Ne yalan söyleyeyim, konuşmayı izlerken ben bunları duymadım. Aslında prompterın donması üzerine Erdoğan’ın donup kalması karşısında ben ekran başında donup kalmıştım.

Sen hatipliği ile ünlü bir kişi ol, o ünün sınırları aşmış olsun, prompter durunca araya sıkıştıracak birkaç cümle bulama, sus ve cümlen öylece yarıda kalsın… Olacak şey değil!

Neyse, insanlık hali, demek oluyor böyle şeyler.

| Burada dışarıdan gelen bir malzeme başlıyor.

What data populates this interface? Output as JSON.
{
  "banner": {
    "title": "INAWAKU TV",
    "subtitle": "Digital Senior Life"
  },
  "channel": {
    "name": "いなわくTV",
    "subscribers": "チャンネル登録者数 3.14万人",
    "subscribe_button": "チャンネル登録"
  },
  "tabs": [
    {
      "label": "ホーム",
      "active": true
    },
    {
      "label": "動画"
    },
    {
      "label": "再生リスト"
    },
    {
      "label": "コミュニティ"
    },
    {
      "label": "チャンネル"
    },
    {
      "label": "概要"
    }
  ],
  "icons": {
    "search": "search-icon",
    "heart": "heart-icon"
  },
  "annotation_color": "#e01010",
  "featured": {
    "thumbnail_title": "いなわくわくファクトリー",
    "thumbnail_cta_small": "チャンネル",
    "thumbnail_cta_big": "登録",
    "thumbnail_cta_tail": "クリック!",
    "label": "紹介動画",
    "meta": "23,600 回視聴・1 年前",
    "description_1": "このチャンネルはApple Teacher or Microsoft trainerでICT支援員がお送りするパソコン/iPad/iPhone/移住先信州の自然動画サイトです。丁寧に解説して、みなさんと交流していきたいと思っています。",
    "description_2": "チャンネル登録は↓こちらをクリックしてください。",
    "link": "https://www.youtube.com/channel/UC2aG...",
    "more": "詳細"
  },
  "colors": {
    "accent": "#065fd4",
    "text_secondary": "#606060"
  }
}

Son günlerde prompterlı ya da promptersız konuşan iktidar erbabı susmadığı zamanlarda sık sık Kandil’den söz etmeye başladı.

Dün Murat Yetkin de ordunun Kuzey Irak’ta PKK üslerine karşı büyük bir operasyon sinyali verdiğini yazmış, Kandil’e işaret etmiş, bunun seçimden önce mi sonra mı olacağı noktasını açık bırakmıştı.

Aslında sadece ordu değil; Cumhurbaşkanı, Başbakan, İçişleri Bakanı da aynı sinyali veriyorlar.

Erdoğan, “Afrin’de zaferi yakaladık, sıra Kandil’e de gelecek” dedi. Son Başbakan Binali Yıldırım ise, “Irak’ın kuzeyinde varlığımızı iki katına çıkardık. Tam olarak 11 tane üs bölgemiz oldu” diyerek sözü edilen büyük operasyonun zaten başlamış olduğunu düşündürttü.

En son da geçen gün İçişleri Bakanı Süleyman Soylu, Kandil operasyonu ile ilgili bir soruya yanıt verirken; “Eskiden ‘Kandil’e şöyle, böyle gideceğiz’ derken. Şimdi ‘Kandil’e az kaldı, merak etmeyin’ diyoruz. Orada bir hain yapıyı bırakmayacağız” dedi. Dün de o açıklamalarını; “Kandil bizim için artık uzak bir hedef değil. Kuzey Irak bölgesinde Hakurk hattında birçok noktaya kadar epey bir yer ele geçirildi” diyerek sürdürdü. “Kandil, Türkiye için güvenli bir yer haline getirilecektir. Kimsenin endişesi olmasın.”

Eskiden, biliyorsunuz, seçime üç ay kala İçişleri, Adalet ve Ulaştırma bakanları istifa eder, onların yerine bağımsız bakanlar atanırdı, seçimin iktidar müdahalesine maruz kalmasını engellemek adına. Son referandumla yapılan Anayasa değişikliği ile bu madde kalktı ve maşallah İçişleri Bakanı Soylu sıkı kampanya yürütüyor.

Kampanyanın sonuna doğru Kandil’e girilir mi, Kandil alınır mı, bunun seçim sonucuna etkisi olur mu?

Spekülasyona gerek yok aslında, şunun şurası 20 günden az zaman kaldı, göreceğiz!